Sin embargo, los judíos la llamaban también «fiesta de las semanas» o «fiesta de las primicias» (Ver Ex 23,16; 34,22), pues en ella, siete semanas o cincuenta días después de haberse iniciado la siega, se presentaba a Dios los primeros frutos de la cosecha. Era una fiesta de acción de gracias por las bendiciones recibidas de manos de Dios a través de los frutos del campo y se caracterizaba por la alegría y el regocijo (Ver Is 9,2). Origi¬nalmente era una fiesta agrícola de la siega; pero, visto que se celebraba cincuenta días después de la Pascua, que conmemoraba la salida de Egipto, pronto esta fiesta se asoció al don de la ley en el Sinaí y se celebraba la renovación de la alianza con el Señor. En el Talmud se transmite la sentencia del Rabí Eleazar: «Pente¬costés es el día en que fue dada la Torah (la ley)».Esta fiesta era celebrada anualmente en Jerusalén con gran participación del pueblo. A ella hace referencia san Lucas cuando dice: «Al llegar el día de Pentecostés, estaban todos reunidos...» (Hch 2,1).

K «Vino del cielo un ruido como de una ráfaga de viento impetuoso...»

La imagen que todos tenemos de lo que ocurrió ese día está sugerida por lo que allí se narra: «Vino del cielo un ruido como de una ráfaga de viento impetuoso, que llenó toda la casa en la que se encontraban... y quedaron todos llenos del Espíritu Santo». Es claro que la efusión del Espíritu Santo está relacio¬nada con el viento. Esta relación resulta más evidente si se considera que en las lenguas bíblicas la misma palabra dice «viento» y «espíritu», en hebreo «rúaj» y en griego «pnéuma». Y lo mismo llama la atención en el Evangelio. Allí Jesús usa un gesto expresivo: «Sopló sobre ellos y les dijo: Recibid el Espíritu Santo». Está nuevamente haciendo alusión a la realidad del viento, que es la que da nombre a la tercera Persona divina.
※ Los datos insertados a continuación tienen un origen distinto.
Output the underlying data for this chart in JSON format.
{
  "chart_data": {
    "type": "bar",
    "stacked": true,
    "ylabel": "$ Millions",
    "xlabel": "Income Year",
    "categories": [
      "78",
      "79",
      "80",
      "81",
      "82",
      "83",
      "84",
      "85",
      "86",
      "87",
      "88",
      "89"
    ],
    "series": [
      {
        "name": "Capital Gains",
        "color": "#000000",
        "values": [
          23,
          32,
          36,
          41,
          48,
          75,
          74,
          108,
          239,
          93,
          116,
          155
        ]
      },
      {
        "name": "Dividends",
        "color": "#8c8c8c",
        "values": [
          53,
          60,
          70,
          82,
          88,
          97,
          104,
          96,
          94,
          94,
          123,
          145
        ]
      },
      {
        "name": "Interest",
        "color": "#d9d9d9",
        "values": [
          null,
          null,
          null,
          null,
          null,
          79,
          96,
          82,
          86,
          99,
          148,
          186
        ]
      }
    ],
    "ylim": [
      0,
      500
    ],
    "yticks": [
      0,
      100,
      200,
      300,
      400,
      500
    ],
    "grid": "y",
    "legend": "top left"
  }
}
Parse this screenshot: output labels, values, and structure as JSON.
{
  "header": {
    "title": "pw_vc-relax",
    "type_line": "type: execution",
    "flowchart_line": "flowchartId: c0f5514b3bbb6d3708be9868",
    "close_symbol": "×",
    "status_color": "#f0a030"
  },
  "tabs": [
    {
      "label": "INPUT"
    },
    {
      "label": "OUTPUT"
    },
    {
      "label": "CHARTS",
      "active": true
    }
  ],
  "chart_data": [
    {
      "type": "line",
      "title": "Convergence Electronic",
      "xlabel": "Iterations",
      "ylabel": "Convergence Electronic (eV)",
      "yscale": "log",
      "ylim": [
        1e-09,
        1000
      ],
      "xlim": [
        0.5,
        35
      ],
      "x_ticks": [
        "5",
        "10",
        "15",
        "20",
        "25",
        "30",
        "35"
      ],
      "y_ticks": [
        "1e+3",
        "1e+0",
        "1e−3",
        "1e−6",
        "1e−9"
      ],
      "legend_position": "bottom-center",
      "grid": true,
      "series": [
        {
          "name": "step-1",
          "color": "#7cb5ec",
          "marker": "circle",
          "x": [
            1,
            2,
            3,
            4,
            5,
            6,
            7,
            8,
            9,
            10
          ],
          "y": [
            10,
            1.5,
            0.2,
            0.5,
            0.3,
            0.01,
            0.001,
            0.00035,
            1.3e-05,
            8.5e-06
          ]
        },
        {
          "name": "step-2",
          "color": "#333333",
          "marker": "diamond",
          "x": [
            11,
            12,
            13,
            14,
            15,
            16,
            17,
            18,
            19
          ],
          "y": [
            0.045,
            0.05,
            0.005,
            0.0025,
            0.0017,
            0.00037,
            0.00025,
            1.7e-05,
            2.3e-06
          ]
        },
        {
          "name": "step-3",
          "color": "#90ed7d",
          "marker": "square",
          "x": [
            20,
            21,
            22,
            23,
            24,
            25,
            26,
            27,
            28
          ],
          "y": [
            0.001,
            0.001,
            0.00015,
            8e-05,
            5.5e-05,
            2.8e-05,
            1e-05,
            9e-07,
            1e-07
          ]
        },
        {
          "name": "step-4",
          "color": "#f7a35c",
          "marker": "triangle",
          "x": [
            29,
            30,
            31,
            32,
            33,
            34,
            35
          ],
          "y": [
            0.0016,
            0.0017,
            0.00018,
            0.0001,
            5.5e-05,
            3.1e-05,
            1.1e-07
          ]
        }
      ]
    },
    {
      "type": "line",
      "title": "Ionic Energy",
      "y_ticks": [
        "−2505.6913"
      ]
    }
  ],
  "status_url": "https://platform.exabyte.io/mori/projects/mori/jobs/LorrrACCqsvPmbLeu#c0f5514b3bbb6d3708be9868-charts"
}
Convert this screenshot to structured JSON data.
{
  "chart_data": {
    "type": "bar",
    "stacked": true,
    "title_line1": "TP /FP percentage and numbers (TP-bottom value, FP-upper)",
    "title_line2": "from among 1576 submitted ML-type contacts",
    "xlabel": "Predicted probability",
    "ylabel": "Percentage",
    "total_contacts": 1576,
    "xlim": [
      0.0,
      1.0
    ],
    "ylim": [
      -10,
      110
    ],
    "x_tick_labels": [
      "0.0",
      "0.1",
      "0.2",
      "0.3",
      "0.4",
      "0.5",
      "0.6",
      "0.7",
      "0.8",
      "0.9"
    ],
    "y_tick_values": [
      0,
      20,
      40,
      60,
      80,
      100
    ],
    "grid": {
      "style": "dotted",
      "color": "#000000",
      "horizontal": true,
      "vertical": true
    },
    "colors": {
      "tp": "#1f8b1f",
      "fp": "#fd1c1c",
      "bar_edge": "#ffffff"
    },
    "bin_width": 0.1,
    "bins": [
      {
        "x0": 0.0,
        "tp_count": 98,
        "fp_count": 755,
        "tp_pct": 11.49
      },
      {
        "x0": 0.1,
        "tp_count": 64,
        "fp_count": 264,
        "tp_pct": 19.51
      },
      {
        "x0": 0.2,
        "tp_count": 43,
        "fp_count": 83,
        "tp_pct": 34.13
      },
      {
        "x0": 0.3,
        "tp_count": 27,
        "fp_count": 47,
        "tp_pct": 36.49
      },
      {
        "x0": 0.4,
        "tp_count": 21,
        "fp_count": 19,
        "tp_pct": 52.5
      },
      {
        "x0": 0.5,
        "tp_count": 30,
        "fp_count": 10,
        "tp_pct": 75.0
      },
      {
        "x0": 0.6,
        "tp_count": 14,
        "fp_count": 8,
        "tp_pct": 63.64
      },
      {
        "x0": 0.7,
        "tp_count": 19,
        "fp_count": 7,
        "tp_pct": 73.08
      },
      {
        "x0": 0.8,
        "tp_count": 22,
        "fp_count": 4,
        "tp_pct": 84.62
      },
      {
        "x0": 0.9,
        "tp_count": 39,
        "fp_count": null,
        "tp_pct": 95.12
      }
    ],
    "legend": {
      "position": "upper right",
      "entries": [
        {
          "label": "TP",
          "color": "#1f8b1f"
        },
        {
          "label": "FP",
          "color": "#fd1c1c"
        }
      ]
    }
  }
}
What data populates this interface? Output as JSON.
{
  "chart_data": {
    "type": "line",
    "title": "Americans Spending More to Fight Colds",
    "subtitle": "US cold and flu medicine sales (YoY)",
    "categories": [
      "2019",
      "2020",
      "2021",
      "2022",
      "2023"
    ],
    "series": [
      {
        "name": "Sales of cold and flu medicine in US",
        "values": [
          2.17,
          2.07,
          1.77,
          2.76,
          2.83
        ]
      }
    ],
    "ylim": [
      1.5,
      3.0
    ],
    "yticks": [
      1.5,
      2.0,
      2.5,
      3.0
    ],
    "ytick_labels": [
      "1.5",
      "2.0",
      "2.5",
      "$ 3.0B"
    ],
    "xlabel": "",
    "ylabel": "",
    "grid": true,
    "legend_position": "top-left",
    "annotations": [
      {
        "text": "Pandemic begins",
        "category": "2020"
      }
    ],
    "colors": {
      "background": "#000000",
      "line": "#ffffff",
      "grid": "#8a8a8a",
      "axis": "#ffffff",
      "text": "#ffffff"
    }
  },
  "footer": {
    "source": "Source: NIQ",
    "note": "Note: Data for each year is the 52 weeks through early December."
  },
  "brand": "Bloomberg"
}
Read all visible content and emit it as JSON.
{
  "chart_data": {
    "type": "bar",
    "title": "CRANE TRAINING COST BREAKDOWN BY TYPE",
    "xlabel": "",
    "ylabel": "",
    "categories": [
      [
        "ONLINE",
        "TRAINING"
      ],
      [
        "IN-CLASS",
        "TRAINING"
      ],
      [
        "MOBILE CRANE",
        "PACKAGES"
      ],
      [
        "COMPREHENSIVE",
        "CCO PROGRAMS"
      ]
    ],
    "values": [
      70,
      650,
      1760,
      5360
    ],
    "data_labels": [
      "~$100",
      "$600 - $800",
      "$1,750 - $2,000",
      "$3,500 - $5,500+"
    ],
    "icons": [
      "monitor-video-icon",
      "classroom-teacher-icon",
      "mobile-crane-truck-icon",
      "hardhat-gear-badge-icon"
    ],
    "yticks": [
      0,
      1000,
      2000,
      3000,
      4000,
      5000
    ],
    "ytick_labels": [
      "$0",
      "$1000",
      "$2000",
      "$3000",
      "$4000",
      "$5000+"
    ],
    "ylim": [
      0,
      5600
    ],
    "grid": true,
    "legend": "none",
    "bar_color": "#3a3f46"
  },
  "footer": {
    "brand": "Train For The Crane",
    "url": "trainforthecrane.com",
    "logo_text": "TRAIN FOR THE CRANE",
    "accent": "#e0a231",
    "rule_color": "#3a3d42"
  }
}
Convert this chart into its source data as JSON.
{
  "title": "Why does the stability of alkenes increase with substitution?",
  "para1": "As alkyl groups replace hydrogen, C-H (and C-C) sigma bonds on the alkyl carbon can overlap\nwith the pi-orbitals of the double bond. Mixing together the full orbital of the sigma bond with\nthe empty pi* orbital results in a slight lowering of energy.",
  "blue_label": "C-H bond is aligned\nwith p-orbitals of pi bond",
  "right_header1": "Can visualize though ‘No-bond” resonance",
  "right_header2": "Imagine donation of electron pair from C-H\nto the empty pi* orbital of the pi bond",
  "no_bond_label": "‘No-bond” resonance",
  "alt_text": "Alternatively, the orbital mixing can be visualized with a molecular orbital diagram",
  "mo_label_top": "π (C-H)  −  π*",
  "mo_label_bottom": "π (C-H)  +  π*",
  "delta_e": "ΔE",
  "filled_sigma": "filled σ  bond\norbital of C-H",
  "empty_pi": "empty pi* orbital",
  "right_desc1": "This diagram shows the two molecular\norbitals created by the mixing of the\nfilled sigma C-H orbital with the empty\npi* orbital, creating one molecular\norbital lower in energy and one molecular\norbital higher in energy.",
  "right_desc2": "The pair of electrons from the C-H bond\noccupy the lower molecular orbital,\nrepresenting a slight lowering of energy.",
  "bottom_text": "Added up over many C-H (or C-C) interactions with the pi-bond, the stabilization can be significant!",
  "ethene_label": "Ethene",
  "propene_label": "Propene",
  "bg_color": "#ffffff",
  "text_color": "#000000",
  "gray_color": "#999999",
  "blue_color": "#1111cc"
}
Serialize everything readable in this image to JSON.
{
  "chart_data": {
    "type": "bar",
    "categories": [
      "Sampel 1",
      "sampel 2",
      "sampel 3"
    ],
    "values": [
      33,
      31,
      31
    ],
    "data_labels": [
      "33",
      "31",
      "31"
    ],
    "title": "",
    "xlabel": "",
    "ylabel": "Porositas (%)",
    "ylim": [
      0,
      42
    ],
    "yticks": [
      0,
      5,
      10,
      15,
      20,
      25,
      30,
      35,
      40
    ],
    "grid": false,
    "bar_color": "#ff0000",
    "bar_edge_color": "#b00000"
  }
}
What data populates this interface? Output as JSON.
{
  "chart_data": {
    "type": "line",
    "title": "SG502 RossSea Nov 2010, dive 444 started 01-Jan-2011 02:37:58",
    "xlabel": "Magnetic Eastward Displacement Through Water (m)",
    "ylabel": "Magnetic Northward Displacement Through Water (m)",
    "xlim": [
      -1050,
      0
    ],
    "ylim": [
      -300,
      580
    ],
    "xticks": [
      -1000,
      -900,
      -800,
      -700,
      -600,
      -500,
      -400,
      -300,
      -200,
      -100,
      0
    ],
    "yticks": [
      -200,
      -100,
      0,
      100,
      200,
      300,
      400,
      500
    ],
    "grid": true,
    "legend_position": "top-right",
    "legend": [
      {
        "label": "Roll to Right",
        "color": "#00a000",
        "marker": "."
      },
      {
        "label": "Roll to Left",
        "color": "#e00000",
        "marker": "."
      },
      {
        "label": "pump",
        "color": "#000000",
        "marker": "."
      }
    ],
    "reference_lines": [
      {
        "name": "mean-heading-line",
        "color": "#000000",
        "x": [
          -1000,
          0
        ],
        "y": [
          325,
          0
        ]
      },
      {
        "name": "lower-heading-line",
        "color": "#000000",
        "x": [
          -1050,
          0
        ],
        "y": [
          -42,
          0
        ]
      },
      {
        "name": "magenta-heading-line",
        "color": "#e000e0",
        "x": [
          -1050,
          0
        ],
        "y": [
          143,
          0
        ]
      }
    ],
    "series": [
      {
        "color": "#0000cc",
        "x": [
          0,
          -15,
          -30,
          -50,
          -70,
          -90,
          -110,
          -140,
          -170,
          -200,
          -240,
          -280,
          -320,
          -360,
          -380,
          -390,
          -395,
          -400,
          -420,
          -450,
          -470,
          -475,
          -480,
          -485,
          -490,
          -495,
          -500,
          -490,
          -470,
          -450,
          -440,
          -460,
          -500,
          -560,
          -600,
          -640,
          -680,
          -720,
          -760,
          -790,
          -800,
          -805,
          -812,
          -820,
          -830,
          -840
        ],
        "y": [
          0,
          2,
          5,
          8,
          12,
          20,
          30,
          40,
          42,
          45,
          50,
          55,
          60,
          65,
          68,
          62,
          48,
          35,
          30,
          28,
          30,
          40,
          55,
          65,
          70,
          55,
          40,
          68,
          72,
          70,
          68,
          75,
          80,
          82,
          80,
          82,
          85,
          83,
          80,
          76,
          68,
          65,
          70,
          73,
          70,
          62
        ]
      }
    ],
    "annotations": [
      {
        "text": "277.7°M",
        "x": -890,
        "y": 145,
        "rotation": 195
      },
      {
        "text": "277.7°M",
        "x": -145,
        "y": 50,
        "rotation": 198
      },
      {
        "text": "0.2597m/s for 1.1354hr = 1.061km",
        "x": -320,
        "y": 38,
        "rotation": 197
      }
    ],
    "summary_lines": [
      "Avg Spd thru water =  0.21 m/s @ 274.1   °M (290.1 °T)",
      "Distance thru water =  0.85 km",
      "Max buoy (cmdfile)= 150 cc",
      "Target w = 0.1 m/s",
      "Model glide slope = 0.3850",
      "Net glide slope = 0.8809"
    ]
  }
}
Si logramos comprender por qué se llama «viento» a esta Persona divina habremos comprendido algo sobre su acción. Para un hombre primitivo el viento era una fuerza misteriosa. Ellos veían que los árboles se doblaban, los techos de las casas volaban, el agua se encrespaba, etc. pero no se «veía» ninguna causa que produjera estos efectos, que eran completamente imprevisibles. Era una fuerza análoga a la que puede generar un hombre soplando, pero infinitamente mayor. El paso obvio fue considerar el viento como el soplo de Dios, el «espíritu » de Dios. Se trata de una fuerza invisible e imprevisible -y por eso misteriosa- que logra efectos superiores a los que puede alcanzar cualquier poder humano.

El poder creador del Espíritu de Dios está afirmado en la primera frase de la Biblia: «En el principio creó Dios los cielos y la tierra. La tierra era caos y confusión... y un viento (espíritu) de Dios aleteaba por encima de las aguas» (Gen 1,1-2). Por la acción de este espíritu se opera el ordenamiento del mundo: la luz, el firmamento, el retroceso de las aguas y la aparición de la tierra seca, la generación de los vegetales, plantas y árboles, los astros, el hombre. Entre todos los seres, el hombre posee algo que lo pone por encima de todos los demás, que lo hace irreductible a la materia y es fundamento de su dignidad inviolable. Esto lo expresa la Biblia afirmando que posee el «soplo de Dios»: «Dios formó al hombre con polvo del suelo, e insufló en sus narices aliento de vida, y resultó el hombre un ser viviente» (Gen 2,7).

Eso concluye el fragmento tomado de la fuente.